И, конечно, чем лучше я его узнавал, тем больше мне его не
хватало. Я вновь вспомнил о своей темной сверхъестественной юности, когда
одного за другим создавал себе спутников, которые спутниками мне быть не могли:
Габриэль никогда не нуждалась во мне, Николя сошел с ума, Луи так и не смог
простить меня за то, что я заманил его в царство бессмертных, хотя он сам этого
хотел.
Исключение составляла только Клодия – моя отважная маленькая
Клодия, охотница за случайными жертвами, – вампир, совершенный во всех
отношениях. Именно пленительная сила Клодии заставила ее в конце концов
восстать против своего создателя. Да, только она одна, как теперь говорят,
пошла в меня. Может быть, по этой причине и преследует меня ее призрак.
Конечно, между тем, что произошло тогда, и моей нынешней
любовью к Дэвиду существует какая-то связь! Только я раньше ее не видел. Как я
любил его – и какую пустоту ощущал после предательства Клодии и расставания с
ней.
Эти рукописи позволили мне ясно понять и кое-что еще: Дэвид
был именно тем человеком, который способен отказаться от Темного Дара.
Он действительно не ведал страха. Смерть ему не нравилась,
но он ее не боялся.
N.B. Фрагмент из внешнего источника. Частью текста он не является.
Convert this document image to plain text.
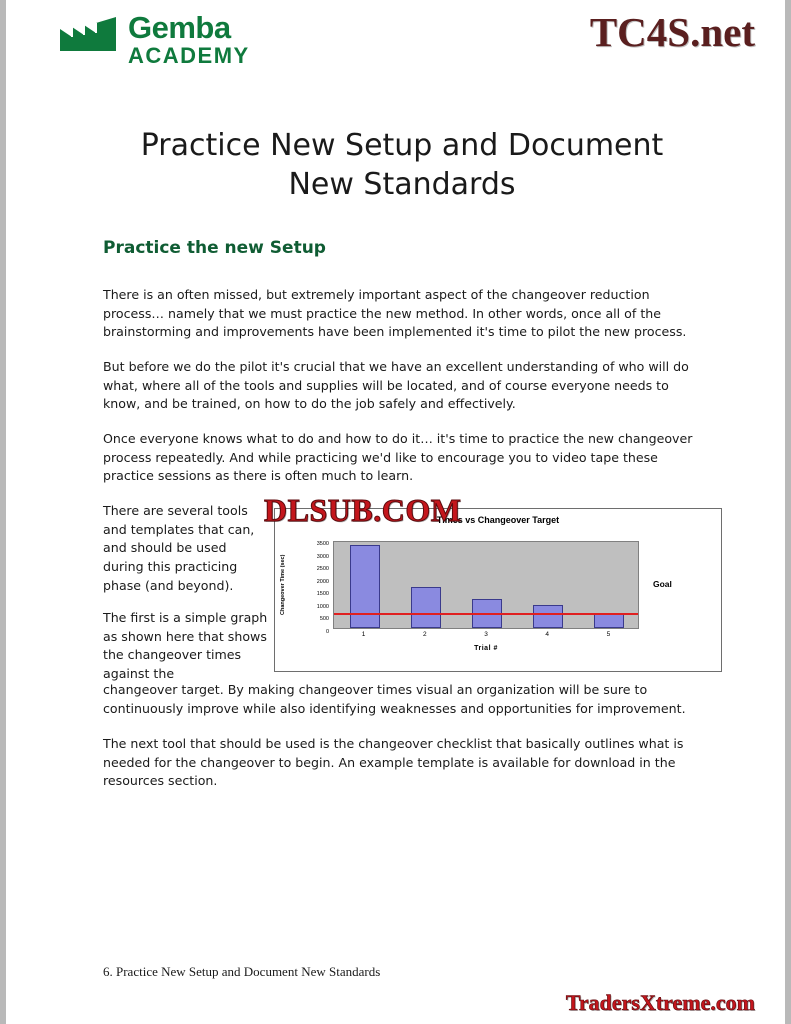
Gemba
ACADEMY
TC4S.net
Practice New Setup and Document
New Standards
Practice the new Setup
There is an often missed, but extremely important aspect of the changeover reduction process… namely that we must practice the new method. In other words, once all of the brainstorming and improvements have been implemented it's time to pilot the new process.
But before we do the pilot it's crucial that we have an excellent understanding of who will do what, where all of the tools and supplies will be located, and of course everyone needs to know, and be trained, on how to do the job safely and effectively.
Once everyone knows what to do and how to do it… it's time to practice the new changeover process repeatedly. And while practicing we'd like to encourage you to video tape these practice sessions as there is often much to learn.
There are several tools and templates that can, and should be used during this practicing phase (and beyond).
The first is a simple graph as shown here that shows the changeover times against the
changeover target. By making changeover times visual an organization will be sure to continuously improve while also identifying weaknesses and opportunities for improvement.
The next tool that should be used is the changeover checklist that basically outlines what is needed for the changeover to begin. An example template is available for download in the resources section.
Times vs Changeover Target
Changeover Time (sec)
3500
3000
2500
2000
1500
1000
500
0	1	2	3	4	5
Trial #
Goal
DLSUB.COM
TradersXtreme.com
6. Practice New Setup and Document New Standards
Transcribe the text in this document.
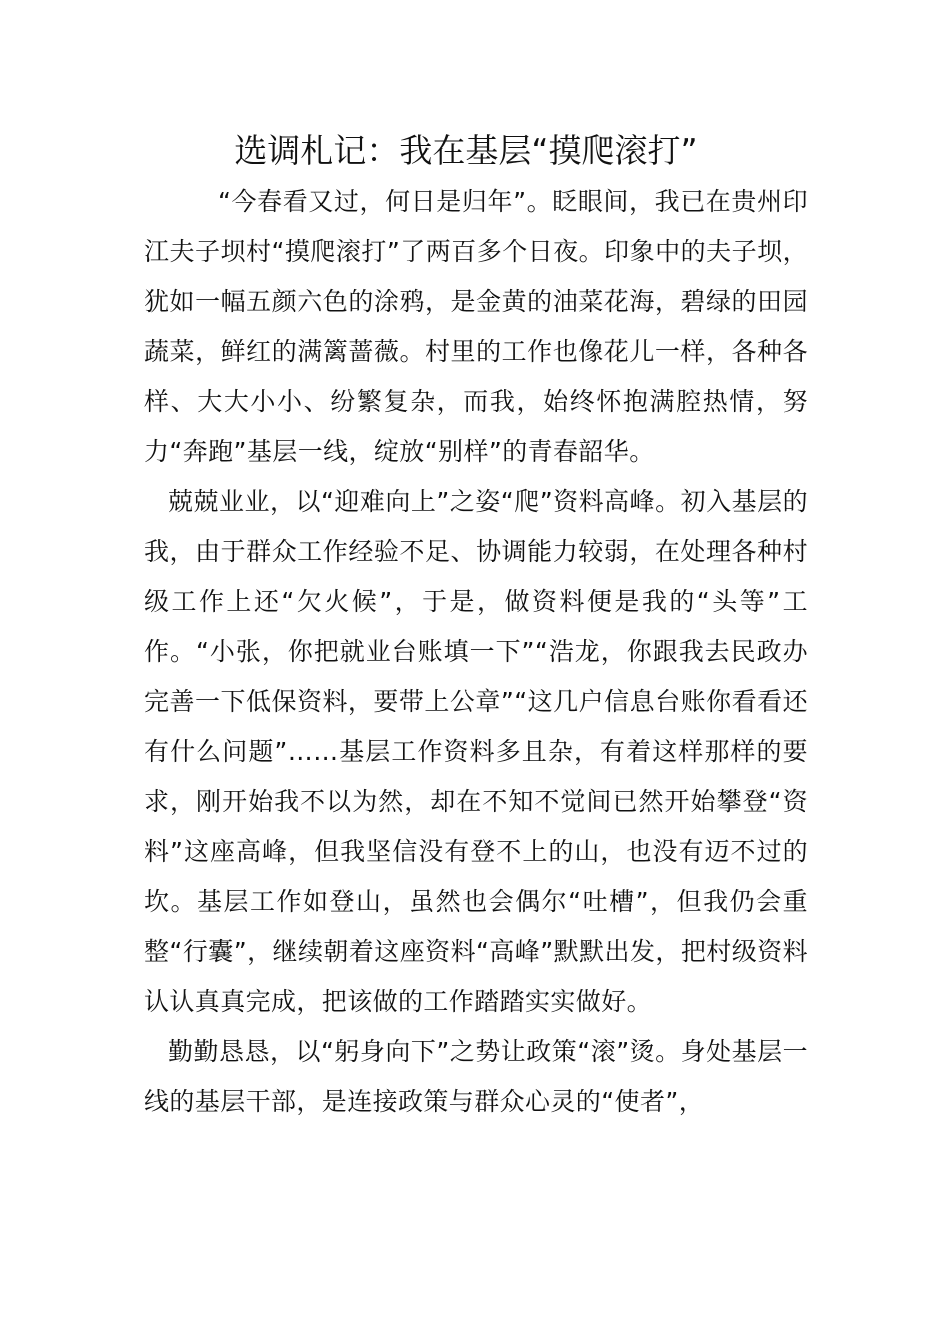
选调札记：我在基层“摸爬滚打”

“今春看又过，何日是归年”。眨眼间，我已在贵州印江夫子坝村“摸爬滚打”了两百多个日夜。印象中的夫子坝，犹如一幅五颜六色的涂鸦，是金黄的油菜花海，碧绿的田园蔬菜，鲜红的满篱蔷薇。村里的工作也像花儿一样，各种各样、大大小小、纷繁复杂，而我，始终怀抱满腔热情，努力“奔跑”基层一线，绽放“别样”的青春韶华。

兢兢业业，以“迎难向上”之姿“爬”资料高峰。初入基层的我，由于群众工作经验不足、协调能力较弱，在处理各种村级工作上还“欠火候”，于是，做资料便是我的“头等”工作。“小张，你把就业台账填一下”“浩龙，你跟我去民政办完善一下低保资料，要带上公章”“这几户信息台账你看看还有什么问题”……基层工作资料多且杂，有着这样那样的要求，刚开始我不以为然，却在不知不觉间已然开始攀登“资料”这座高峰，但我坚信没有登不上的山，也没有迈不过的坎。基层工作如登山，虽然也会偶尔“吐槽”，但我仍会重整“行囊”，继续朝着这座资料“高峰”默默出发，把村级资料认认真真完成，把该做的工作踏踏实实做好。

勤勤恳恳，以“躬身向下”之势让政策“滚”烫。身处基层一线的基层干部，是连接政策与群众心灵的“使者”，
Никогда не боялся.
Однако я прибыл в Париж не только для того, чтобы прочесть
его мемуары. Передо мной стояла другая цель. Я отказался от благословенного и
безвременного уединения в отеле и начал бродить по городу – никуда не торопясь
и ни от кого не скрываясь.
На Рю-Мадлен я купил себе великолепную одежду, включая
темно-синее двубортное кашемировое пальто. Затем отправился на левый берег
Сены, где провел несколько часов в нарядных и приветливых кафе, вспоминая
рассказ Дэвида о Боге и дьяволе и гадая, что же, черт возьми, он видел на самом
деле. Конечно, Париж вполне подходящее место для Бога и дьявола, но…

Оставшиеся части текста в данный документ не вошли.